Hoje, 9/12, se celebra, no mundo inteiro, um dos dias mais relevantes para o
calendário da sociedade civil cidadã (agora globalizada): trata-se do Dia
Internacional de Combate à Corrupção. A data não foi escolhida por acaso, sim,
porque foi nesse dia que as Nações Unidas assinaram a histórica Convenção
contra a Corrupção, em 2003 (conhecida como Convenção de Mérida-México), que
foi parida para estimular todos os países membros a desenvolver e, mais que
isso, a implementar iniciativas que signifiquem efetivo combate à chaga da
corrupção que, diga-se de passagem, não é um fenômeno exclusivamente humano (H.

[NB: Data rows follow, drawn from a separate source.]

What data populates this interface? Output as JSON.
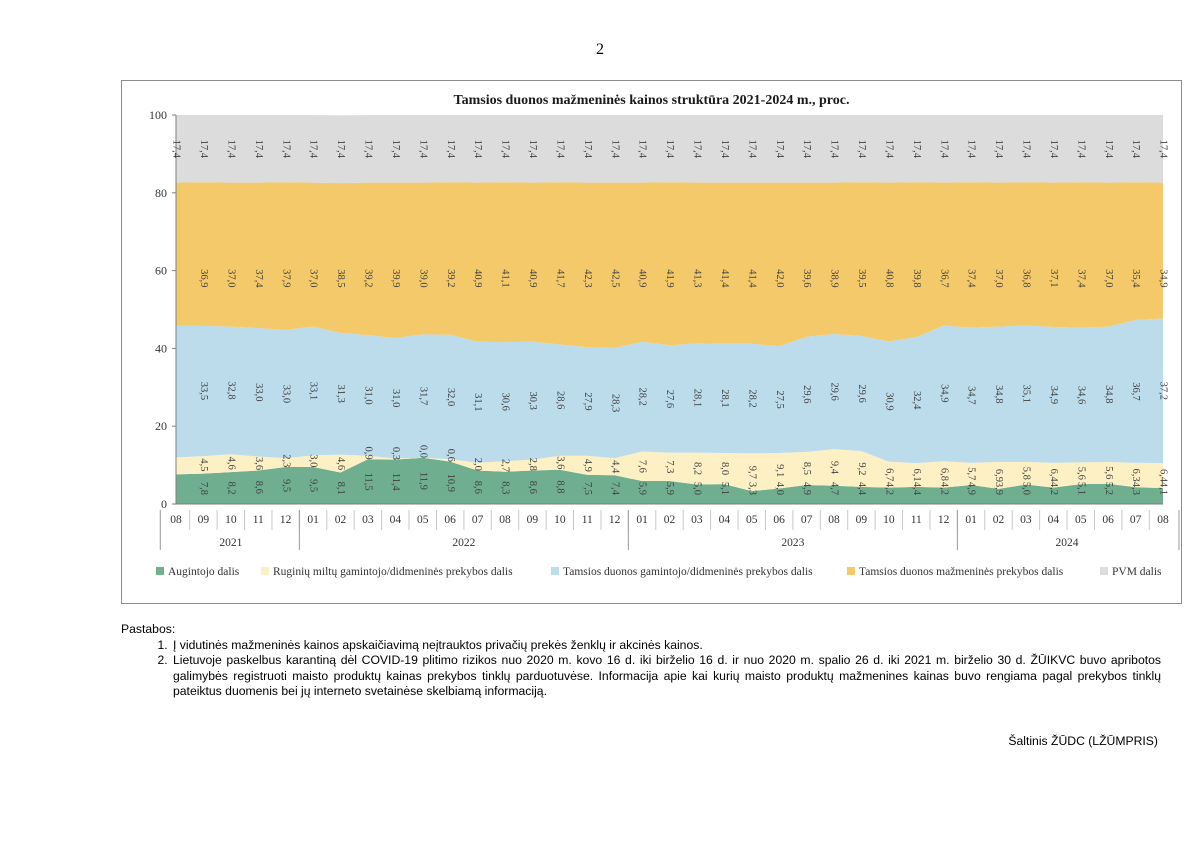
{
  "page": {
    "number": "2"
  },
  "notes": {
    "heading": "Pastabos:",
    "items": [
      "Į vidutinės mažmeninės kainos apskaičiavimą neįtrauktos privačių prekės ženklų ir akcinės kainos.",
      "Lietuvoje paskelbus karantiną dėl COVID-19 plitimo rizikos nuo 2020 m. kovo 16 d. iki birželio 16 d. ir nuo 2020 m. spalio 26 d. iki 2021 m. birželio 30 d. ŽŪIKVC buvo apribotos galimybės registruoti maisto produktų kainas prekybos tinklų parduotuvėse. Informacija apie kai kurių maisto produktų mažmenines kainas buvo rengiama pagal prekybos tinklų pateiktus duomenis bei jų interneto svetainėse skelbiamą informaciją."
    ],
    "source": "Šaltinis ŽŪDC (LŽŪMPRIS)"
  },
  "chart_data": {
    "type": "area",
    "stacked": true,
    "title": "Tamsios duonos mažmeninės  kainos struktūra 2021-2024 m., proc.",
    "ylim": [
      0,
      100
    ],
    "yticks": [
      0,
      20,
      40,
      60,
      80,
      100
    ],
    "grid": false,
    "legend_position": "bottom",
    "x": [
      "08",
      "09",
      "10",
      "11",
      "12",
      "01",
      "02",
      "03",
      "04",
      "05",
      "06",
      "07",
      "08",
      "09",
      "10",
      "11",
      "12",
      "01",
      "02",
      "03",
      "04",
      "05",
      "06",
      "07",
      "08",
      "09",
      "10",
      "11",
      "12",
      "01",
      "02",
      "03",
      "04",
      "05",
      "06",
      "07",
      "08"
    ],
    "years": [
      {
        "label": "2021",
        "count": 5
      },
      {
        "label": "2022",
        "count": 12
      },
      {
        "label": "2023",
        "count": 12
      },
      {
        "label": "2024",
        "count": 8
      }
    ],
    "series": [
      {
        "name": "Augintojo dalis",
        "color": "#6fae8f",
        "values": [
          7.6,
          7.8,
          8.2,
          8.6,
          9.5,
          9.5,
          8.1,
          11.5,
          11.4,
          11.9,
          10.9,
          8.6,
          8.3,
          8.6,
          8.8,
          7.5,
          7.4,
          5.9,
          5.9,
          5.0,
          5.1,
          3.3,
          4.0,
          4.9,
          4.7,
          4.4,
          4.2,
          4.4,
          4.2,
          4.9,
          3.9,
          5.0,
          4.2,
          5.1,
          5.2,
          4.3,
          4.1
        ],
        "labels": [
          "",
          "7,8",
          "8,2",
          "8,6",
          "9,5",
          "9,5",
          "8,1",
          "11,5",
          "11,4",
          "11,9",
          "10,9",
          "8,6",
          "8,3",
          "8,6",
          "8,8",
          "7,5",
          "7,4",
          "5,9",
          "5,9",
          "5,0",
          "5,1",
          "3,3",
          "4,0",
          "4,9",
          "4,7",
          "4,4",
          "4,2",
          "4,4",
          "4,2",
          "4,9",
          "3,9",
          "5,0",
          "4,2",
          "5,1",
          "5,2",
          "4,3",
          "4,1"
        ]
      },
      {
        "name": "Ruginių miltų gamintojo/didmeninės  prekybos dalis",
        "color": "#fdf0c4",
        "values": [
          4.4,
          4.5,
          4.6,
          3.6,
          2.3,
          3.0,
          4.6,
          0.9,
          0.3,
          0.0,
          0.6,
          2.0,
          2.7,
          2.8,
          3.6,
          4.9,
          4.4,
          7.6,
          7.3,
          8.2,
          8.0,
          9.7,
          9.1,
          8.5,
          9.4,
          9.2,
          6.7,
          6.1,
          6.8,
          5.7,
          6.9,
          5.8,
          6.4,
          5.6,
          5.6,
          6.3,
          6.4
        ],
        "labels": [
          "",
          "4,5",
          "4,6",
          "3,6",
          "2,3",
          "3,0",
          "4,6",
          "0,9",
          "0,3",
          "0,0",
          "0,6",
          "2,0",
          "2,7",
          "2,8",
          "3,6",
          "4,9",
          "4,4",
          "7,6",
          "7,3",
          "8,2",
          "8,0",
          "9,7",
          "9,1",
          "8,5",
          "9,4",
          "9,2",
          "6,7",
          "6,1",
          "6,8",
          "5,7",
          "6,9",
          "5,8",
          "6,4",
          "5,6",
          "5,6",
          "6,3",
          "6,4"
        ]
      },
      {
        "name": "Tamsios duonos gamintojo/didmeninės prekybos dalis",
        "color": "#bcdcec",
        "values": [
          33.8,
          33.5,
          32.8,
          33.0,
          33.0,
          33.1,
          31.3,
          31.0,
          31.0,
          31.7,
          32.0,
          31.1,
          30.6,
          30.3,
          28.6,
          27.9,
          28.3,
          28.2,
          27.6,
          28.1,
          28.1,
          28.2,
          27.5,
          29.6,
          29.6,
          29.6,
          30.9,
          32.4,
          34.9,
          34.7,
          34.8,
          35.1,
          34.9,
          34.6,
          34.8,
          36.7,
          37.2
        ],
        "labels": [
          "",
          "33,5",
          "32,8",
          "33,0",
          "33,0",
          "33,1",
          "31,3",
          "31,0",
          "31,0",
          "31,7",
          "32,0",
          "31,1",
          "30,6",
          "30,3",
          "28,6",
          "27,9",
          "28,3",
          "28,2",
          "27,6",
          "28,1",
          "28,1",
          "28,2",
          "27,5",
          "29,6",
          "29,6",
          "29,6",
          "30,9",
          "32,4",
          "34,9",
          "34,7",
          "34,8",
          "35,1",
          "34,9",
          "34,6",
          "34,8",
          "36,7",
          "37,2"
        ]
      },
      {
        "name": "Tamsios duonos mažmeninės prekybos dalis",
        "color": "#f4c96a",
        "values": [
          36.8,
          36.9,
          37.0,
          37.4,
          37.9,
          37.0,
          38.5,
          39.2,
          39.9,
          39.0,
          39.2,
          40.9,
          41.1,
          40.9,
          41.7,
          42.3,
          42.5,
          40.9,
          41.9,
          41.3,
          41.4,
          41.4,
          42.0,
          39.6,
          38.9,
          39.5,
          40.8,
          39.8,
          36.7,
          37.4,
          37.0,
          36.8,
          37.1,
          37.4,
          37.0,
          35.4,
          34.9
        ],
        "labels": [
          "",
          "36,9",
          "37,0",
          "37,4",
          "37,9",
          "37,0",
          "38,5",
          "39,2",
          "39,9",
          "39,0",
          "39,2",
          "40,9",
          "41,1",
          "40,9",
          "41,7",
          "42,3",
          "42,5",
          "40,9",
          "41,9",
          "41,3",
          "41,4",
          "41,4",
          "42,0",
          "39,6",
          "38,9",
          "39,5",
          "40,8",
          "39,8",
          "36,7",
          "37,4",
          "37,0",
          "36,8",
          "37,1",
          "37,4",
          "37,0",
          "35,4",
          "34,9"
        ]
      },
      {
        "name": "PVM dalis",
        "color": "#dcdcdc",
        "values": [
          17.4,
          17.4,
          17.4,
          17.4,
          17.4,
          17.4,
          17.4,
          17.4,
          17.4,
          17.4,
          17.4,
          17.4,
          17.4,
          17.4,
          17.4,
          17.4,
          17.4,
          17.4,
          17.4,
          17.4,
          17.4,
          17.4,
          17.4,
          17.4,
          17.4,
          17.4,
          17.4,
          17.4,
          17.4,
          17.4,
          17.4,
          17.4,
          17.4,
          17.4,
          17.4,
          17.4,
          17.4
        ],
        "labels": [
          "17,4",
          "17,4",
          "17,4",
          "17,4",
          "17,4",
          "17,4",
          "17,4",
          "17,4",
          "17,4",
          "17,4",
          "17,4",
          "17,4",
          "17,4",
          "17,4",
          "17,4",
          "17,4",
          "17,4",
          "17,4",
          "17,4",
          "17,4",
          "17,4",
          "17,4",
          "17,4",
          "17,4",
          "17,4",
          "17,4",
          "17,4",
          "17,4",
          "17,4",
          "17,4",
          "17,4",
          "17,4",
          "17,4",
          "17,4",
          "17,4",
          "17,4",
          "17,4"
        ]
      }
    ]
  }
}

Schwartsman), visto que já constatada inclusive em vespas e formigas. A trapaça
social (invadir o alheio para aumentar o próprio), como se vê, tem base
biológica. Reforçou-se, com a citada Convenção, a cooperação internacional, em
especial na área das informações sobre movimentações financeiras que sinalizem
os malfeitos cleptocratras (como os da Petrobra$ e do metrô$P, por exemplo). Se
a data 9/12 tornou-se relevante no mundo todo, com maior fortuna deve sempre
ser recordada nos paraísos da cleptocracia, como é o nosso caso (recorde-se:
cleptocracia significa Estado governado – também – por ladrões).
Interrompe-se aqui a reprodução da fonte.